A sustainable and readily available material, lignin protobind 2400, was upcycled to activated porous carbon (APC) compatible with post-combustion CO₂ capture. The effectiveness of the novel two-step physicochemical activation using KOH + CO₂ and ZnCl₂ + CO₂ was compared with that of the respective physical (only CO₂) and chemical activation (only KOH or ZnCl₂). The effect of carbonization conditions (N₂ or CO₂ purging) on the resulting APC properties and CO₂ adsorption performance was studied. The maximum BET surface area of 1480 m² g⁻¹ and the best CO₂ adsorption capacity of 5.68, 3.66, and 2.67 mmol g⁻¹ were observed at 0, 25, and 40 °C/1 bar, respectively.

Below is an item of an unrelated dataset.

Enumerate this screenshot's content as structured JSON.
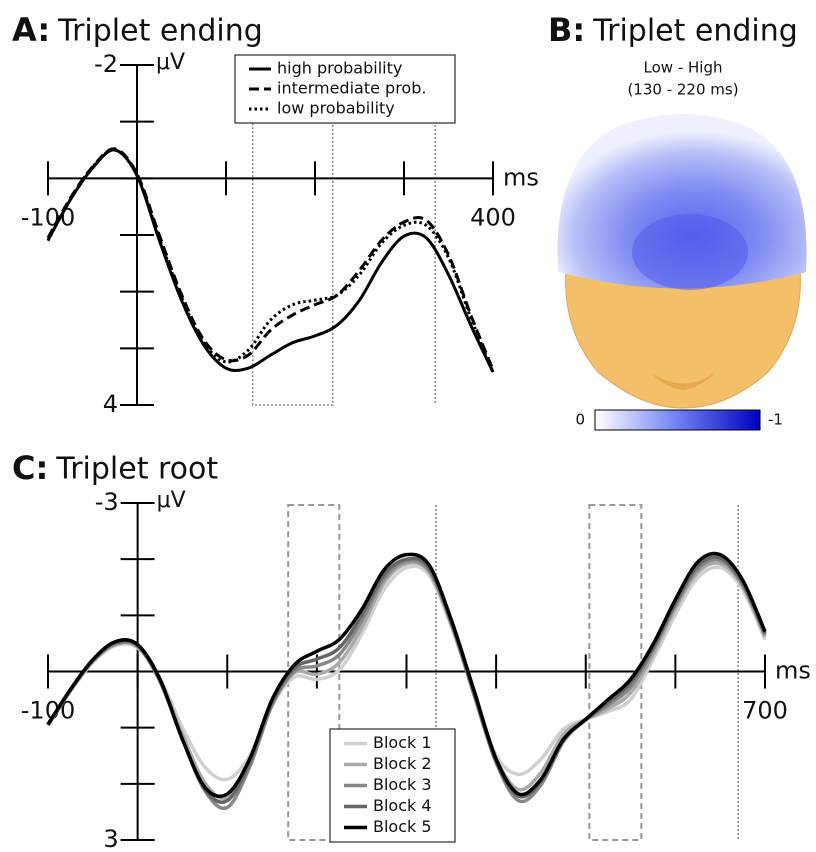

From the precursor to the final product, the APC yield falls within the range of 14.5–40.8 wt%. The APC derived from lignin exhibited better CO₂/N₂ selectivity. The isosteric heat of adsorption for all the APCs remained below 40 kJ mol⁻¹, which suggested a lower energy requirement during the regeneration. The excellent reusability with fluctuations of only 0.51% in the amount of CO₂ adsorbed over ten consecutive adsorption/desorption cycles highlights the APC's outstanding recyclability.